During our interaction, Pankaj steers the conversation from films to literature to world history to culinary schools. His punny one-liners keep the mood lively. With his rich body of work, I cannot resist asking him if he ever regretted doing certain films for which he had been paid handsomely. “Of course! But it made my bank account happy, na? That is enough,” he says. Gurgaon is an example of one such film that did not work out with the masses. “I knew that Gurgaon would be appreciated by only a certain kind of audience. Critics loved it and as far as the producers recovered the money invested, I am okay.”
Three aspects essentially sum up Tripathi's enviable success story—first, his interactive and grounded style of acting which instantly connects with the audience; second, his captivating and unmissable on-screen charisma which lends his characters a life of their own; the third is his idiosyncrasy for impromptu, last-minute revisions to a script, which lends it a “unique Pankaj Tripathi masala”.
“His ingenious one-liners are killer,” says his Mirzapur co-star Rasika Dugal. “Both of us are alike in that we both want to rush home as soon as the shoot is over. Neither of us has the slightest interest in the after-hours.”

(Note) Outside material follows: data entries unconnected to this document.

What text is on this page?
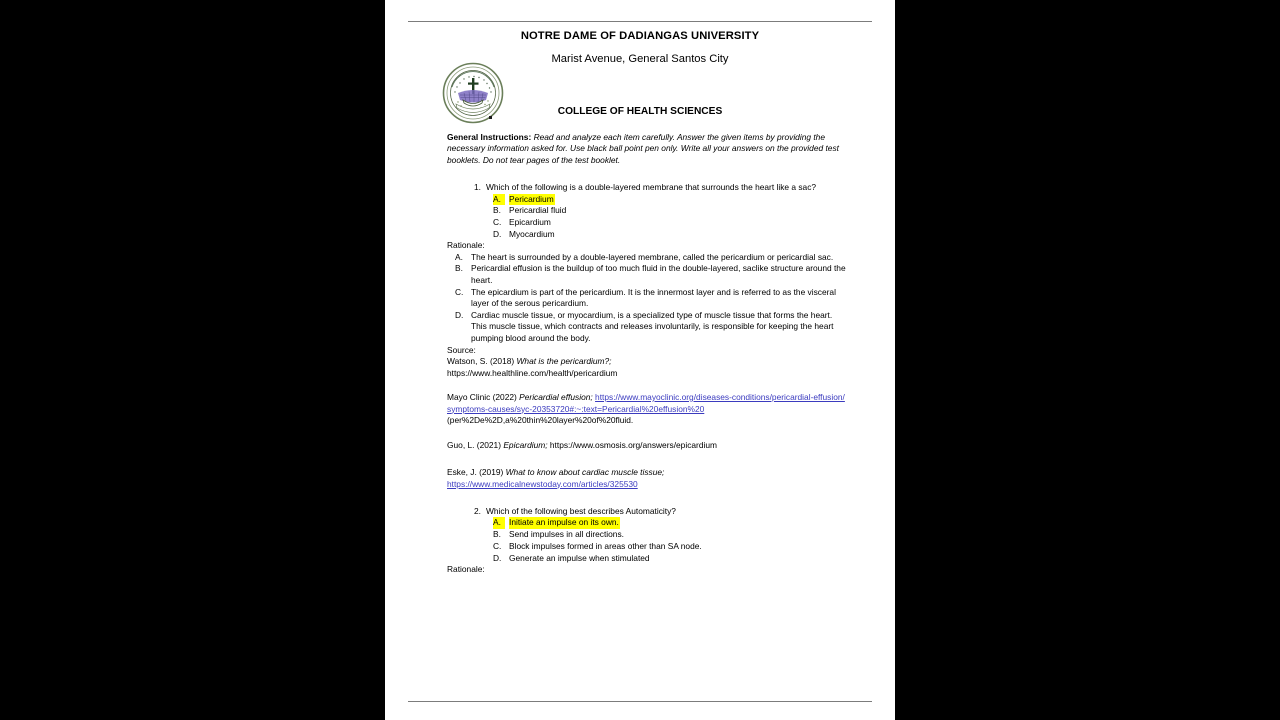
NOTRE DAME OF DADIANGAS UNIVERSITY
Marist Avenue, General Santos City
COLLEGE OF HEALTH SCIENCES
General Instructions: Read and analyze each item carefully. Answer the given items by providing the necessary information asked for. Use black ball point pen only. Write all your answers on the provided test booklets. Do not tear pages of the test booklet.
1. Which of the following is a double-layered membrane that surrounds the heart like a sac?
A. Pericardium
B. Pericardial fluid
C. Epicardium
D. Myocardium
Rationale:
A. The heart is surrounded by a double-layered membrane, called the pericardium or pericardial sac.
B. Pericardial effusion is the buildup of too much fluid in the double-layered, saclike structure around the heart.
C. The epicardium is part of the pericardium. It is the innermost layer and is referred to as the visceral layer of the serous pericardium.
D. Cardiac muscle tissue, or myocardium, is a specialized type of muscle tissue that forms the heart. This muscle tissue, which contracts and releases involuntarily, is responsible for keeping the heart pumping blood around the body.
Source:
Watson, S. (2018) What is the pericardium?;
https://www.healthline.com/health/pericardium
Mayo Clinic (2022) Pericardial effusion; https://www.mayoclinic.org/diseases-conditions/pericardial-effusion/symptoms-causes/syc-20353720#:~:text=Pericardial%20effusion%20(per%2De%2D,a%20thin%20layer%20of%20fluid.
Guo, L. (2021) Epicardium; https://www.osmosis.org/answers/epicardium
Eske, J. (2019) What to know about cardiac muscle tissue;
https://www.medicalnewstoday.com/articles/325530
2. Which of the following best describes Automaticity?
A. Initiate an impulse on its own.
B. Send impulses in all directions.
C. Block impulses formed in areas other than SA node.
D. Generate an impulse when stimulated
Rationale:
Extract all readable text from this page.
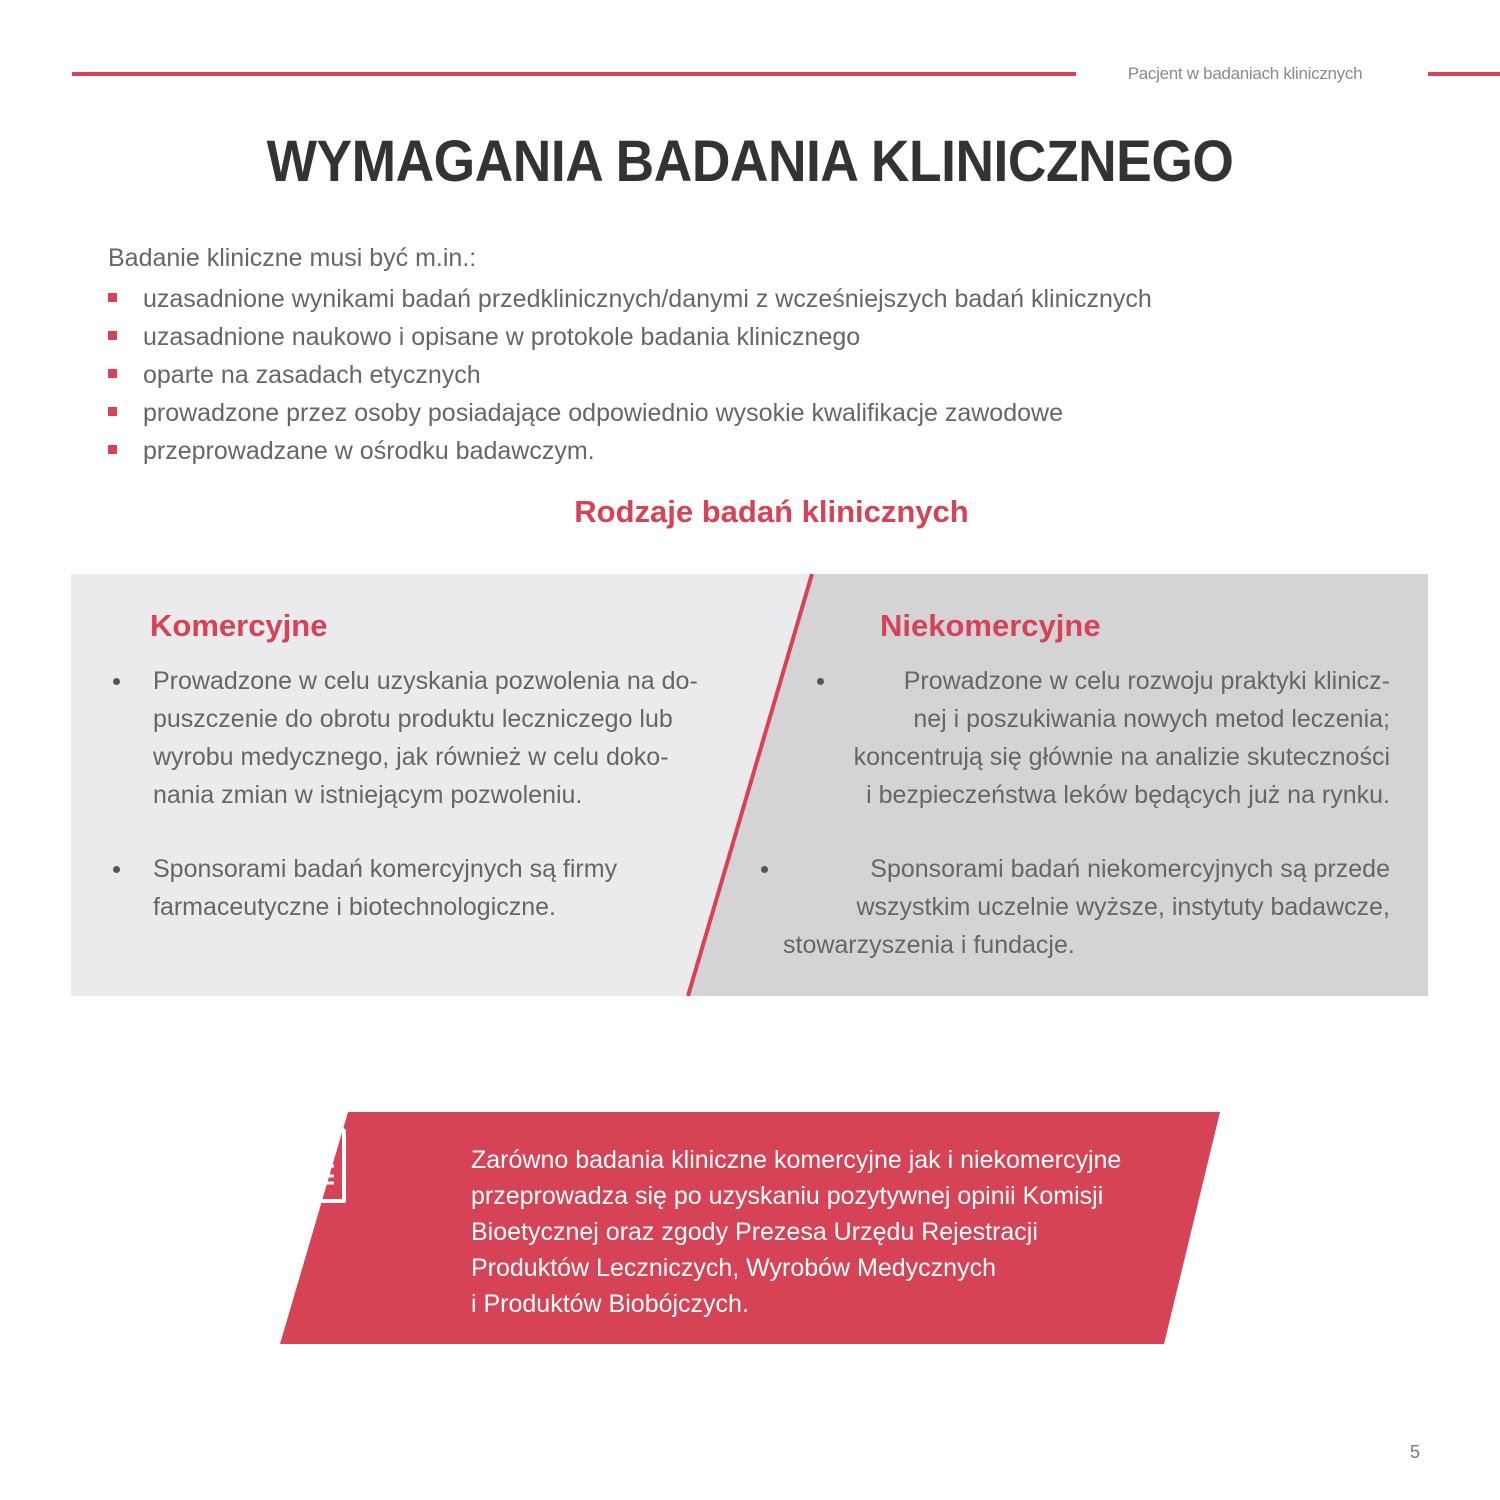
Pacjent w badaniach klinicznych
WYMAGANIA BADANIA KLINICZNEGO
Badanie kliniczne musi być m.in.:
uzasadnione wynikami badań przedklinicznych/danymi z wcześniejszych badań klinicznych
uzasadnione naukowo i opisane w protokole badania klinicznego
oparte na zasadach etycznych
prowadzone przez osoby posiadające odpowiednio wysokie kwalifikacje zawodowe
przeprowadzane w ośrodku badawczym.
Rodzaje badań klinicznych
Komercyjne
Prowadzone w celu uzyskania pozwolenia na do-
puszczenie do obrotu produktu leczniczego lub
wyrobu medycznego, jak również w celu doko-
nania zmian w istniejącym pozwoleniu.
Sponsorami badań komercyjnych są firmy
farmaceutyczne i biotechnologiczne.
Niekomercyjne
Prowadzone w celu rozwoju praktyki klinicz-
nej i poszukiwania nowych metod leczenia;
koncentrują się głównie na analizie skuteczności
i bezpieczeństwa leków będących już na rynku.
Sponsorami badań niekomercyjnych są przede
wszystkim uczelnie wyższe, instytuty badawcze,
stowarzyszenia i fundacje.
Zarówno badania kliniczne komercyjne jak i niekomercyjne
przeprowadza się po uzyskaniu pozytywnej opinii Komisji
Bioetycznej oraz zgody Prezesa Urzędu Rejestracji
Produktów Leczniczych, Wyrobów Medycznych
i Produktów Biobójczych.
5
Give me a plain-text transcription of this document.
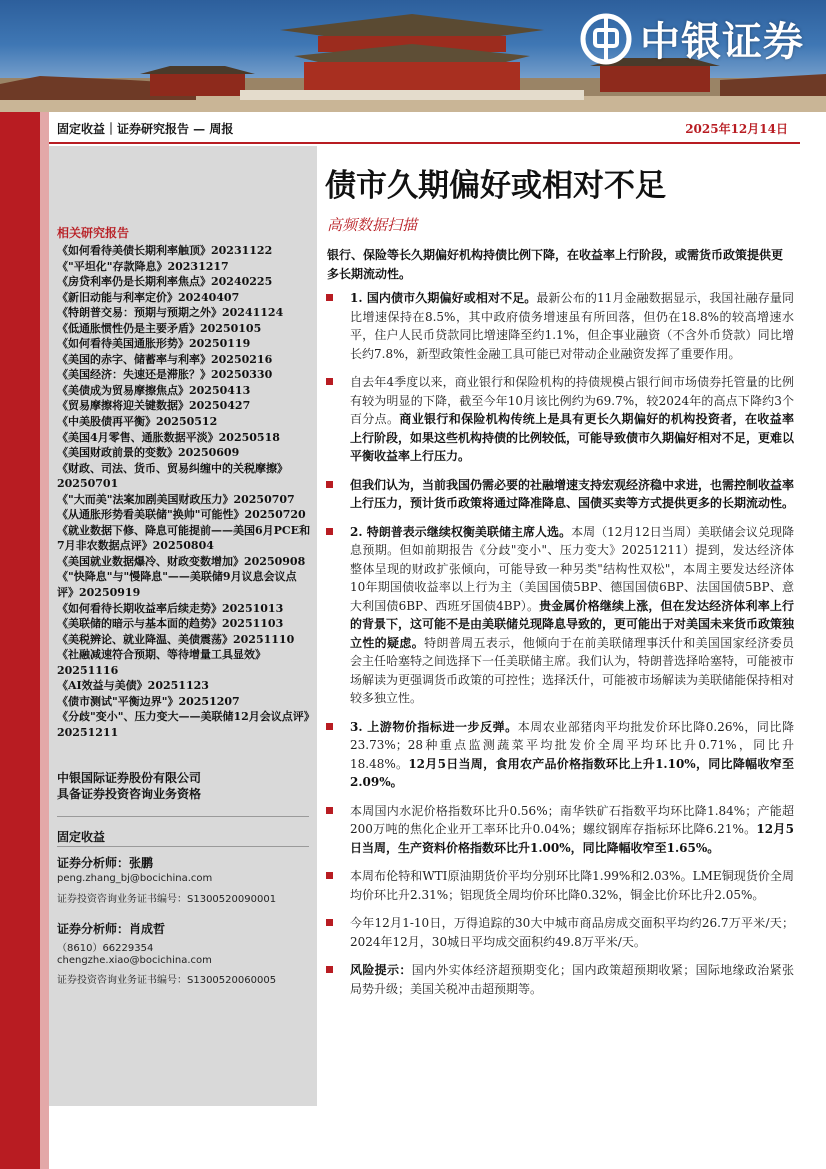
中银证券
固定收益｜证券研究报告 — 周报	2025年12月14日
相关研究报告
《如何看待美债长期利率触顶》20231122
《"平坦化"存款降息》20231217
《房贷利率仍是长期利率焦点》20240225
《新旧动能与利率定价》20240407
《特朗普交易：预期与预期之外》20241124
《低通胀惯性仍是主要矛盾》20250105
《如何看待美国通胀形势》20250119
《美国的赤字、储蓄率与利率》20250216
《美国经济：失速还是滞胀？》20250330
《美债成为贸易摩擦焦点》20250413
《贸易摩擦将迎关键数据》20250427
《中美股债再平衡》20250512
《美国4月零售、通胀数据平淡》20250518
《美国财政前景的变数》20250609
《财政、司法、货币、贸易纠缠中的关税摩擦》20250701
《"大而美"法案加剧美国财政压力》20250707
《从通胀形势看美联储"换帅"可能性》20250720
《就业数据下修、降息可能提前——美国6月PCE和7月非农数据点评》20250804
《美国就业数据爆冷、财政变数增加》20250908
《"快降息"与"慢降息"——美联储9月议息会议点评》20250919
《如何看待长期收益率后续走势》20251013
《美联储的暗示与基本面的趋势》20251103
《美税辨论、就业降温、美债震荡》20251110
《社融减速符合预期、等待增量工具显效》20251116
《AI效益与美债》20251123
《债市测试"平衡边界"》20251207
《分歧"变小"、压力变大——美联储12月会议点评》20251211
中银国际证券股份有限公司
具备证券投资咨询业务资格
固定收益
证券分析师：张鹏
peng.zhang_bj@bocichina.com
证券投资咨询业务证书编号：S1300520090001
证券分析师：肖成哲
（8610）66229354
chengzhe.xiao@bocichina.com
证券投资咨询业务证书编号：S1300520060005
债市久期偏好或相对不足
高频数据扫描
银行、保险等长久期偏好机构持债比例下降，在收益率上行阶段，或需货币政策提供更多长期流动性。
1. 国内债市久期偏好或相对不足。最新公布的11月金融数据显示，我国社融存量同比增速保持在8.5%，其中政府债务增速虽有所回落，但仍在18.8%的较高增速水平，住户人民币贷款同比增速降至约1.1%，但企事业融资（不含外币贷款）同比增长约7.8%，新型政策性金融工具可能已对带动企业融资发挥了重要作用。
自去年4季度以来，商业银行和保险机构的持债规模占银行间市场债券托管量的比例有较为明显的下降，截至今年10月该比例约为69.7%，较2024年的高点下降约3个百分点。商业银行和保险机构传统上是具有更长久期偏好的机构投资者，在收益率上行阶段，如果这些机构持债的比例较低，可能导致债市久期偏好相对不足，更难以平衡收益率上行压力。
但我们认为，当前我国仍需必要的社融增速支持宏观经济稳中求进，也需控制收益率上行压力，预计货币政策将通过降准降息、国债买卖等方式提供更多的长期流动性。
2. 特朗普表示继续权衡美联储主席人选。本周（12月12日当周）美联储会议兑现降息预期。但如前期报告《分歧"变小"、压力变大》20251211）提到，发达经济体整体呈现的财政扩张倾向，可能导致一种另类"结构性双松"，本周主要发达经济体10年期国债收益率以上行为主（美国国债5BP、德国国债6BP、法国国债5BP、意大利国债6BP、西班牙国债4BP）。贵金属价格继续上涨，但在发达经济体利率上行的背景下，这可能不是由美联储兑现降息导致的，更可能出于对美国未来货币政策独立性的疑虑。特朗普周五表示，他倾向于在前美联储理事沃什和美国国家经济委员会主任哈塞特之间选择下一任美联储主席。我们认为，特朗普选择哈塞特，可能被市场解读为更强调货币政策的可控性；选择沃什，可能被市场解读为美联储能保持相对较多独立性。
3. 上游物价指标进一步反弹。本周农业部猪肉平均批发价环比降0.26%，同比降23.73%；28种重点监测蔬菜平均批发价全周平均环比升0.71%，同比升18.48%。12月5日当周，食用农产品价格指数环比上升1.10%，同比降幅收窄至2.09%。
本周国内水泥价格指数环比升0.56%；南华铁矿石指数平均环比降1.84%；产能超200万吨的焦化企业开工率环比升0.04%；螺纹钢库存指标环比降6.21%。12月5日当周，生产资料价格指数环比升1.00%，同比降幅收窄至1.65%。
本周布伦特和WTI原油期货价平均分别环比降1.99%和2.03%。LME铜现货价全周均价环比升2.31%；铝现货全周均价环比降0.32%，铜金比价环比升2.05%。
今年12月1-10日，万得追踪的30大中城市商品房成交面积平均约26.7万平米/天；2024年12月，30城日平均成交面积约49.8万平米/天。
风险提示：国内外实体经济超预期变化；国内政策超预期收紧；国际地缘政治紧张局势升级；美国关税冲击超预期等。
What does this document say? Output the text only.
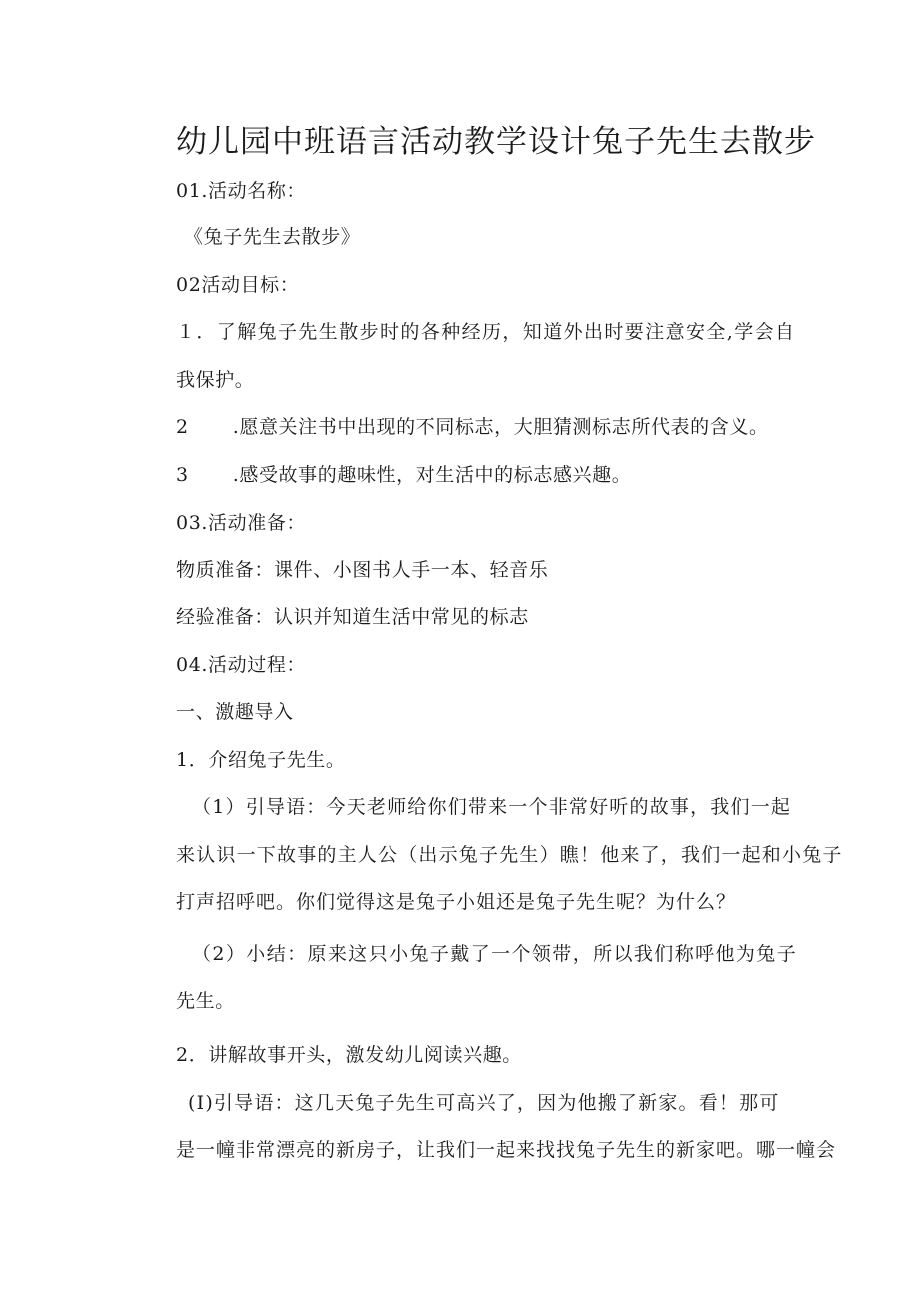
幼儿园中班语言活动教学设计兔子先生去散步
01.活动名称：
《兔子先生去散步》
02活动目标：
１．了解兔子先生散步时的各种经历，知道外出时要注意安全,学会自
我保护。
2 .愿意关注书中出现的不同标志，大胆猜测标志所代表的含义。
3 .感受故事的趣味性，对生活中的标志感兴趣。
03.活动准备：
物质准备：课件、小图书人手一本、轻音乐
经验准备：认识并知道生活中常见的标志
04.活动过程：
一、激趣导入
1．介绍兔子先生。
（1）引导语：今天老师给你们带来一个非常好听的故事，我们一起
来认识一下故事的主人公（出示兔子先生）瞧！他来了，我们一起和小兔子
打声招呼吧。你们觉得这是兔子小姐还是兔子先生呢？为什么？
（2）小结：原来这只小兔子戴了一个领带，所以我们称呼他为兔子
先生。
2．讲解故事开头，激发幼儿阅读兴趣。
(I)引导语：这几天兔子先生可高兴了，因为他搬了新家。看！那可
是一幢非常漂亮的新房子，让我们一起来找找兔子先生的新家吧。哪一幢会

Tripathi says that with almost every film, he writes his own one-liners. “I read the script and then ask the director if I can tweak it to retain the meaning but deliver it in my own words,” he says. “Over time, I have been able to develop it as my signature style. This way, I can use my sense of humour to make my characters gripping and juicy.” His favourite line is a scene from the show Criminal Justice when he gives his on-screen wife a bouquet of flowers and she asks, “Yeh kya hai?” (What is this?) He replies: “Yeh kasuri methi (fenugreek) hai.” “I was supposed to say, ‘Yeh bouquet hai’, but I changed it during the shot,” says Tripathi.
The only way that stardom has helped him is that it has taken away the “headache of EMIs”. “Ten years ago, when I wanted the media and people to talk about me, they never did,” he says. “My journey is one of hope and inspiration for the millions out there who must believe that nothing is impossible.” But he adds a line of caution: “Cast, typecast, outcast: this is the circle of life for an actor. Once, you know this, you know it all.”